I'm currently sitting in front of the laptop at home enjoying a rare Typhoon Day and listening to the rain platters on the metal window roof shelter. The entire island nation is facing the onslaught of Typhoon Morakot, and land and sea warnings are issued to keep people indoors. Time to sit down and wonder about my proximate and distant futures, I guess.
Yesterday (August 6) was also a hard-raining day where my co-workers working outside were completely drenched when they entered the office. Yikes. Thankfully, I was indoors all day yesterday.
My co-worker had been paying attention to a particular nest outside of TBG because he had not saw the barbet parents returning and incubating their three eggs. Two days had past and still no signs of parents coming back. It is very likely that the eggs are all dead now (especially with the rainy weather), so we decided to take action and saw off parts of the tree branch and bring the eggs out.
While it was raining hard out, they painstakingly took 80 minutes to saw off the nest opening piece by piece and finally took out the eggs.
When they brought them back into the office and we smell them, the eggs were indeed all bad. It is surprising to see the size of the small eggs (measured at about 3-cm long and 2-cm wide). While trying to preserving them, I accidentally cracked one of the eggs and yolk immediately flowed out.
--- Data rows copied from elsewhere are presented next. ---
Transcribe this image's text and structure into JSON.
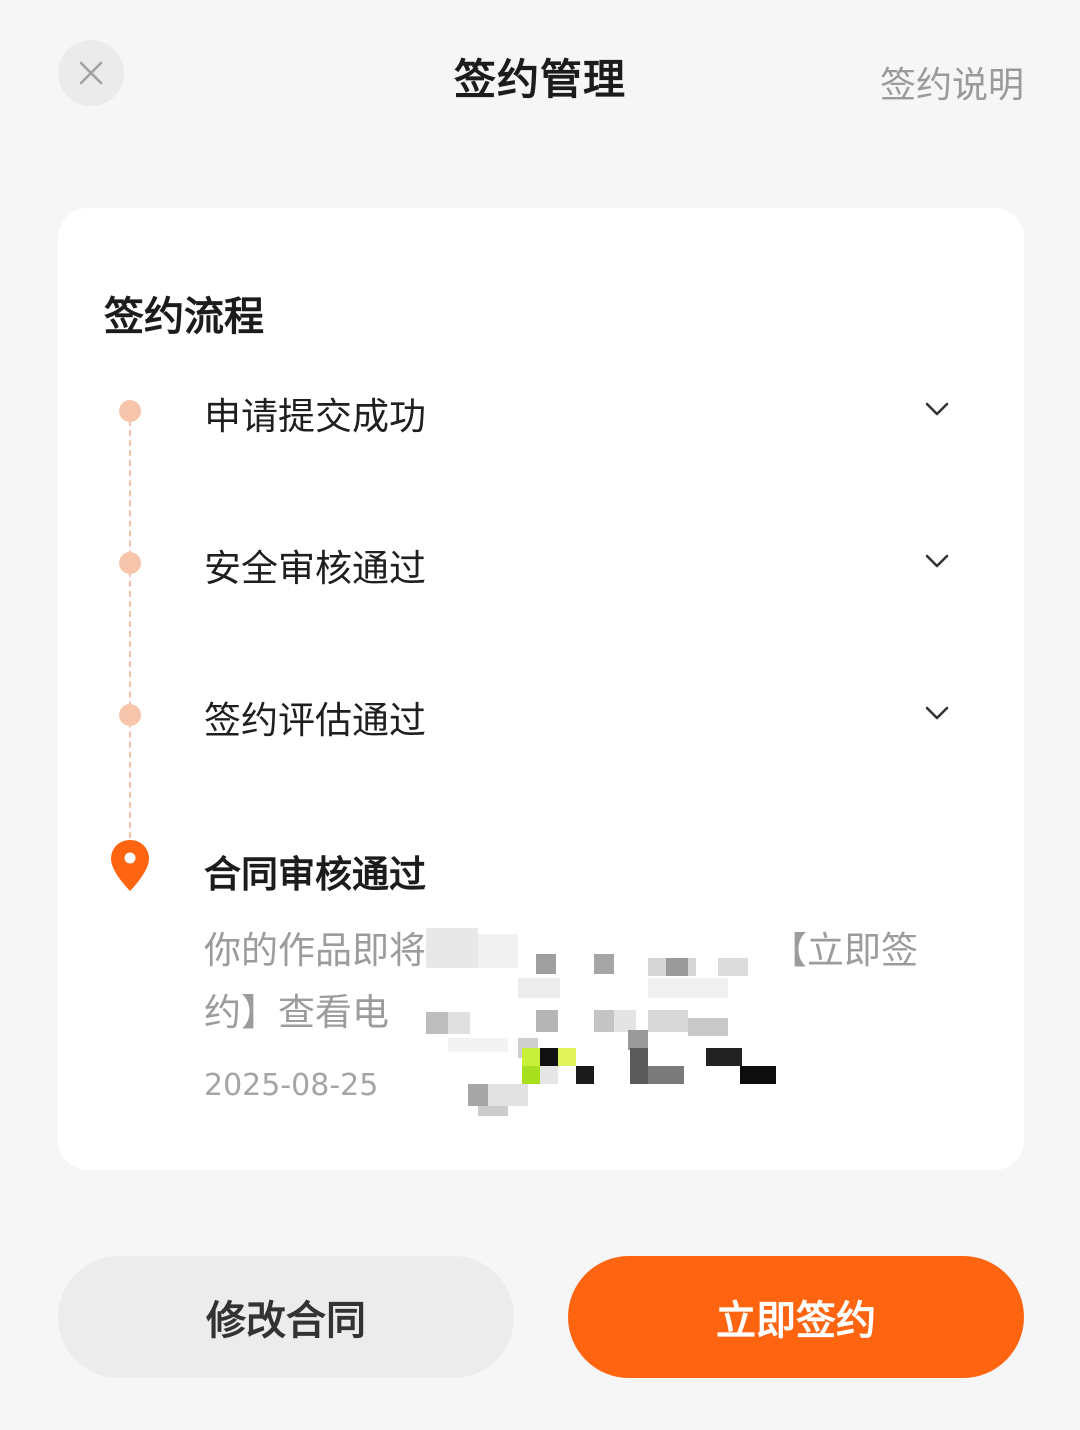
{
  "header": {
    "title": "签约管理",
    "help_link": "签约说明",
    "close_icon": "close-icon"
  },
  "process": {
    "title": "签约流程",
    "steps": [
      {
        "label": "申请提交成功",
        "status": "done",
        "icon": "chevron-down-icon"
      },
      {
        "label": "安全审核通过",
        "status": "done",
        "icon": "chevron-down-icon"
      },
      {
        "label": "签约评估通过",
        "status": "done",
        "icon": "chevron-down-icon"
      }
    ],
    "current": {
      "label": "合同审核通过",
      "icon": "location-pin-icon",
      "desc_line1_start": "你的作品即将",
      "desc_line1_end": "【立即签",
      "desc_line2_start": "约】查看电",
      "date": "2025-08-25"
    }
  },
  "actions": {
    "modify_label": "修改合同",
    "sign_label": "立即签约"
  },
  "colors": {
    "accent": "#ff6511",
    "dot_done": "#f7c5ab",
    "text_muted": "#9c9c9c",
    "background": "#f6f6f6"
  }
}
Holding the cracked against the light, we saw a dark shape at the side of the egg. It was an embryo of a Muller's Barbet.
Holding a small dead embryo between my fingers brought strange feelings and thoughts to me. It made me realize how small and fragile these protective eggs are, as well as the life inside them. How unforeseen causes can decide death and life of anything and anyone, and how special a life is from a developing egg to a beautiful individual.
I do not know what other people's reactions are when holding such a precious thing in your hands, but it certainly made me value life even more, and that's the truth.